Despite that, the European Parliament makes some sound suggestions and here’s how Aarogya Setu can implement them:

  1. Don’t make the app mandatory: The app has already been made mandatory for employees of Prasar Bharati and Central Armed Police Forces (CAPF). Despite the Ministry of Home Affairs only “encouraging” that the app be downloaded, this kind of piecemeal approach to mandate the app’s use suggests that soon all government employees and civil servants will be forced to download the app. Since the app has already announced that e-passes for movement will soon be introduced, fundamental rights could be conditionally offered only to citizens who download the app. Needless to say, all of this is unnecessary and violative of people’s rights.
  2. Don’t store data on a centralised server: As per the app’s privacy policy, all personal information is hashed to a unique digital ID (DiD) and uploaded to a government server. That is unnecessary. The authorities don’t need to upload the users’ personal information to the server if they can be identified and contacted using the DiD.
  3. Operate transparently: Since this app has been developed through a public-private partnership, details of who the private partners are must be made publicly available.
  4. Allow independent audits of the code: Aarogya Setu’s Terms of Service explicitly forbid reverse-engineering, making this app, that is expected to be ideally used by 1.3 billion people, a black box.

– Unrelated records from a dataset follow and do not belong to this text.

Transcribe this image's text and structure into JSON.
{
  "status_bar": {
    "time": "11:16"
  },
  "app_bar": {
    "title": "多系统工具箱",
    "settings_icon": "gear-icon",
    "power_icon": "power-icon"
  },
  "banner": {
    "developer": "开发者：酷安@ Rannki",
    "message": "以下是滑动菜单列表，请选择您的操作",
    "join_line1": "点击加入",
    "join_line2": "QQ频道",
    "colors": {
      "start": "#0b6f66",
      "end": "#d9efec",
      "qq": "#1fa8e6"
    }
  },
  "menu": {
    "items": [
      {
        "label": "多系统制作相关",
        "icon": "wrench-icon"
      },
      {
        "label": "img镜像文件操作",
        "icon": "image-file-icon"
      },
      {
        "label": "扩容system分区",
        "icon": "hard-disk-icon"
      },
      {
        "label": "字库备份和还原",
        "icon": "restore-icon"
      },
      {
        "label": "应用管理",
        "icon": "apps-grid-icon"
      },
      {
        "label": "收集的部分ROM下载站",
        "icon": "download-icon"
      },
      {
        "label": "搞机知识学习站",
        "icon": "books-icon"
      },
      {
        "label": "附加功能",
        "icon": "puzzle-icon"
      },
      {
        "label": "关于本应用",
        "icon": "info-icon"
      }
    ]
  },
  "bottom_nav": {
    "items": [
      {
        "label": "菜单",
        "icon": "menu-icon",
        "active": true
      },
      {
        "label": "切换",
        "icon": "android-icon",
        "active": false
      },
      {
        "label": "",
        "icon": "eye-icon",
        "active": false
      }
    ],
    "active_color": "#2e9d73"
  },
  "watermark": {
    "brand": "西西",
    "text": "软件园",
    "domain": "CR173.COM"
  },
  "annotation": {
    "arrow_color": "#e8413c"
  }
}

Independent security audits will help iron out the chinks in the app, and make it more robust from a privacy perspective.
  5. Introduce sunset clauses: As we had discussed in our analysis of Aarogya Setu’s privacy policy, neither the Terms of Service, nor the privacy policy, mention that this is a temporary app meant to be used only for contact tracing during the COVID-19 pandemic.
  6. Abide by data protection by design and data minimisation: In the absence of a data protection law in India, the developers of Aarogya Setu, of their own volition, must err on the side of data protection and data minimisation. This means that the app should be used only for the sole purpose of contact tracing. Tacking on extra features, such as UPI payments to PM CARES fund, e-pass registration, etc. is unnecessary and an excuse for collecting more data. Also, the app needs clearer data retention and deletion policies where it needs to clarify whether uninstalling the app means all data, including DiD, related to the individual is deleted from the app, other users’ devices and the government server.